В 1738 г. чума снова появилась на юге России – Украине. Россия вела в это время войну с Турцией.

Откуда и кем была занесена чума на Украину, точных сведений нет. И. Фишер, служивший в 1738 г. военным врачом в русской армии, утверждал, что болезнь была занесена из Валахии. По Гезеру, чума в 1738 г. вспыхнула в Придунайских странах. Одновременно с появлением на Украине, чума вторглась в Австрию, Венгрию и через Карпатский горный хребет, в Польшу и Буковину. Шнуррер указывал, что болезнь была занесена из Египта, где свирепствовала в 1736 г. в Каире, причем в этом же городе от нее в течение одного дня будто бы умерло 10 000 человек.

Но откуда бы ни была занесена чума, она впервые появилась среди русских войск в Очакове.

В марте 1738 г. командовавший войсками Миних сообщил в Петербург на основании «табелей», присланных к нему из Очакова генералом Штоффельном, «о великом числе в таможнем гарнизоне больных и беспрестанно умирающих, и что в одном прошедшем генваре месяце слишком тысяча человек померло».

По мнению офицера, присланного с донесением от Миниха, «тамошние болезни… больше в скорбутике состоят». Считалось, что эти болезни «иногда от тамошней плохой воды и от жития в землянках от большей части происходят».

В апреле 1738 г в Очакове была определенно констатирована чума. Затем она появилась и в Кинбурне и стала распространяться вверх по Днепру, достигнув Запорожской сечи.

В начале эпидемии чума, вероятно, из дипломатических и военных соображений именовалась «опасной» или «прилипчивой» болезнью. Впрочем, такого рода термин употреблялся в течение всего XVIII века для обозначения «моровой язвы» и для отличия ее от других инфекционных заболеваний, одни из которых (например, оспа) считались прилипчивыми, но не опасными, другие же (тиф) – опасными, хотя и не в такой мере, как моровая язва, но не менее прилипчивыми.

В июле Кабинет министров направил именной указ лейб-гвардии майору Шипову и членам Малороссийской генеральской канцелярии об учреждении «крепчайших застав» по Днепру и всей украинской линии. В указе, данном Шипову, отмечалось, что, по донесению Миниха, в Очакове «явились опасные и прилипчивые болезни, которые некакою оплошностью от приезжих оттуда, до Малышсвского острова, который ниже днепровских порогов, дошли». Миних, как это явствует из цитируемого указа, отдал командующему армией генералу Трубецкому приказ (ордер) «о твердой предосторожности от этой опасной болезни, дабы от кого в Украину нанесена не была». В помощь командующему была учреждена «главная комиссия».

Шипову указом поручено было «тотчас и без всякого медления к нему, генерал-лейтенанту, ехать с крайним поспешением». Кроме того, указ предписал Шипову выделить из Глуховского гарнизона «военных людей довольное число» для учреждаемых застав.

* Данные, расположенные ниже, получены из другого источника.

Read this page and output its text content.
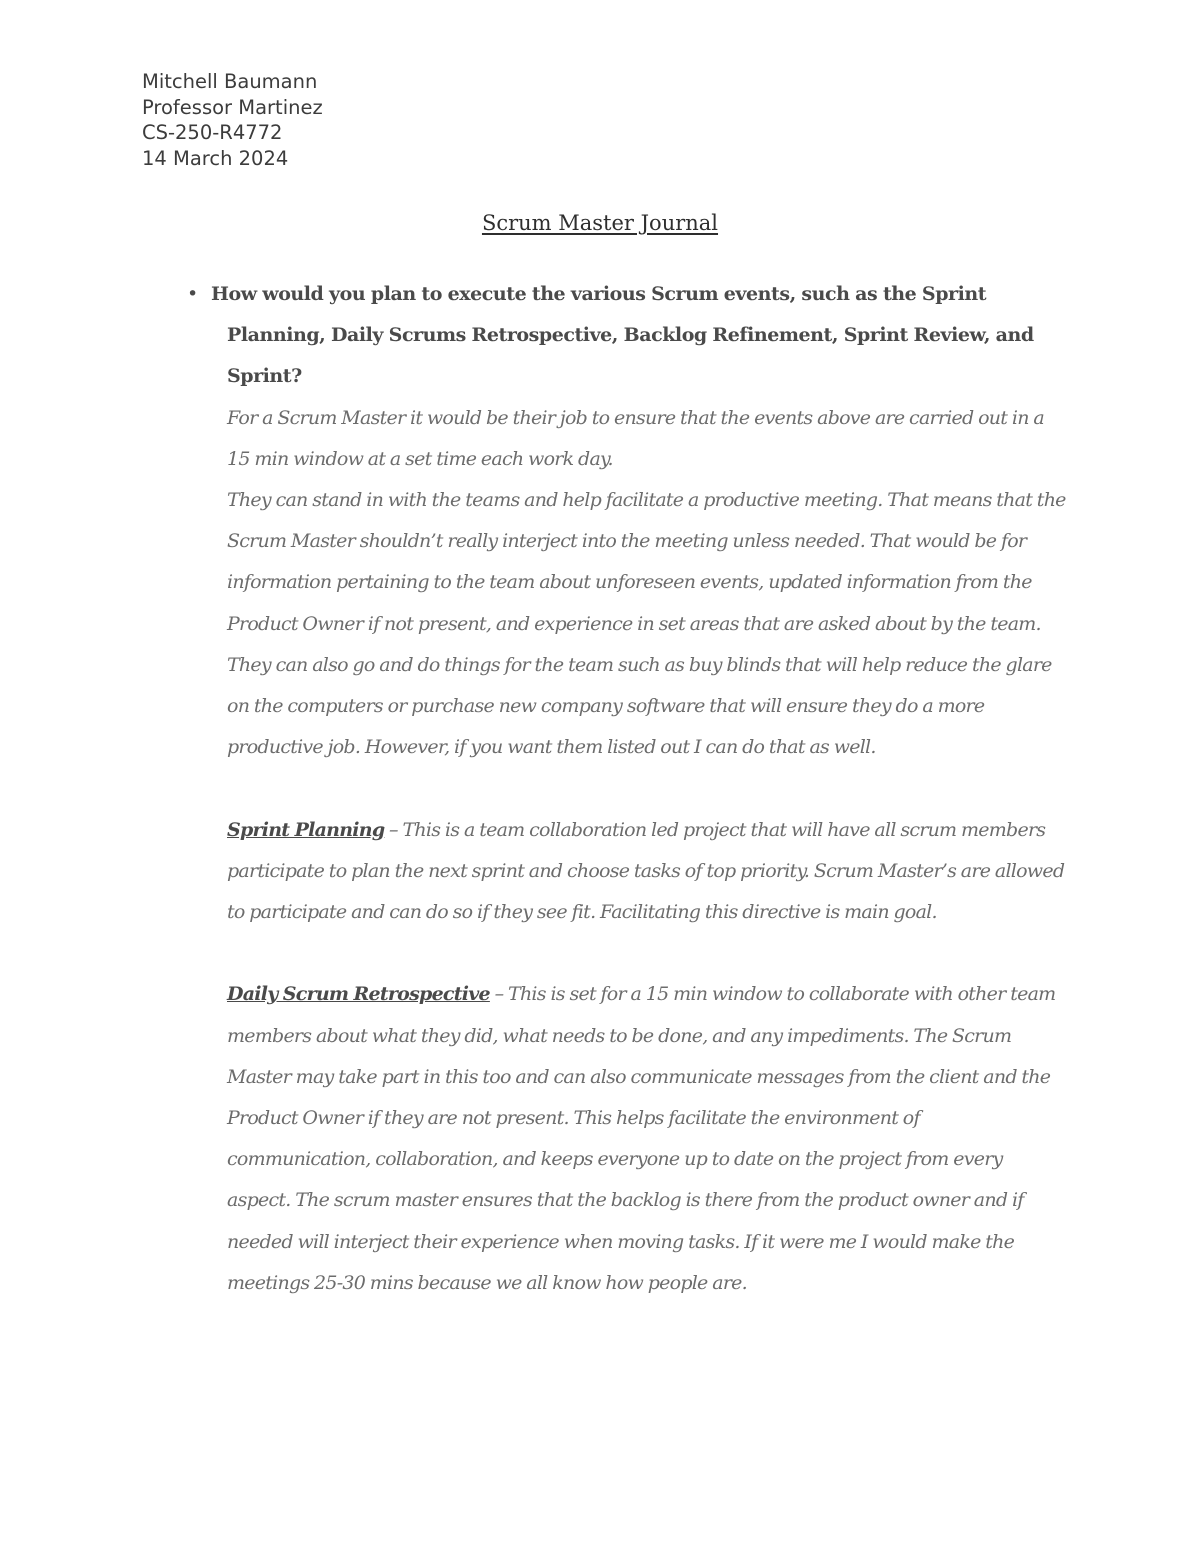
Mitchell Baumann
Professor Martinez
CS-250-R4772
14 March 2024
Scrum Master Journal
• How would you plan to execute the various Scrum events, such as the Sprint Planning, Daily Scrums Retrospective, Backlog Refinement, Sprint Review, and Sprint?

For a Scrum Master it would be their job to ensure that the events above are carried out in a 15 min window at a set time each work day.

They can stand in with the teams and help facilitate a productive meeting. That means that the Scrum Master shouldn’t really interject into the meeting unless needed. That would be for information pertaining to the team about unforeseen events, updated information from the Product Owner if not present, and experience in set areas that are asked about by the team. They can also go and do things for the team such as buy blinds that will help reduce the glare on the computers or purchase new company software that will ensure they do a more productive job. However, if you want them listed out I can do that as well.

Sprint Planning – This is a team collaboration led project that will have all scrum members participate to plan the next sprint and choose tasks of top priority. Scrum Master’s are allowed to participate and can do so if they see fit. Facilitating this directive is main goal.

Daily Scrum Retrospective – This is set for a 15 min window to collaborate with other team members about what they did, what needs to be done, and any impediments. The Scrum Master may take part in this too and can also communicate messages from the client and the Product Owner if they are not present. This helps facilitate the environment of communication, collaboration, and keeps everyone up to date on the project from every aspect. The scrum master ensures that the backlog is there from the product owner and if needed will interject their experience when moving tasks. If it were me I would make the meetings 25-30 mins because we all know how people are.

Указ был строго секретным: «И что по сему нашему указу учинено удет, о том сюда рапортовать; в прочем вам оное содержать в высшем секрете и все вышеописанное исправить под таким приличным интекстом и осторожностию, чтоб украинский народ от того в страх приведен не был».

В тот же день послан Трубецкому из Кабинета министров указ, одержавший, во-первых, выговор за несвоевременное извещение об опасной болезни, а во-вторых, довольно подробную инструкцию («пункты») по предотвращению дальнейшего ее распространения.

Но, несмотря на принимаемые меры, эпидемия продолжала разгораться и охватывала все новые и новые территории. 26 июня 1738 г., согласно полученному сенатом рапорту, болезнь появилась уже в Белгороде и в его уезде. Это было целиком приписано «нерадению и невыполнению прежних указов о предупредительных против нее мерах: «Из того видно, что оные болезни с низу Днепра в те места принесены от людей, туда пришедших, того ради вы сами легко разсудите, каким образом сии ведомости от нас приняты, когда мы толь многократно подтвержденными жестокими указами, того накрепко смотреть и предостерегать повелели, чтоб отнюдь с низу Днепра никто… в границы наши пропущен не был. А ныне видно, что, несмотря на все такие отправленные от нас указы… надлежащее смотрение по содержанию тех наших указов не имелось и не имеется, и безсовестным, и перед богом, и пред нами никогда неоп равдываемым образом допущены, что уже сия болезнь и внутрь государства вошла».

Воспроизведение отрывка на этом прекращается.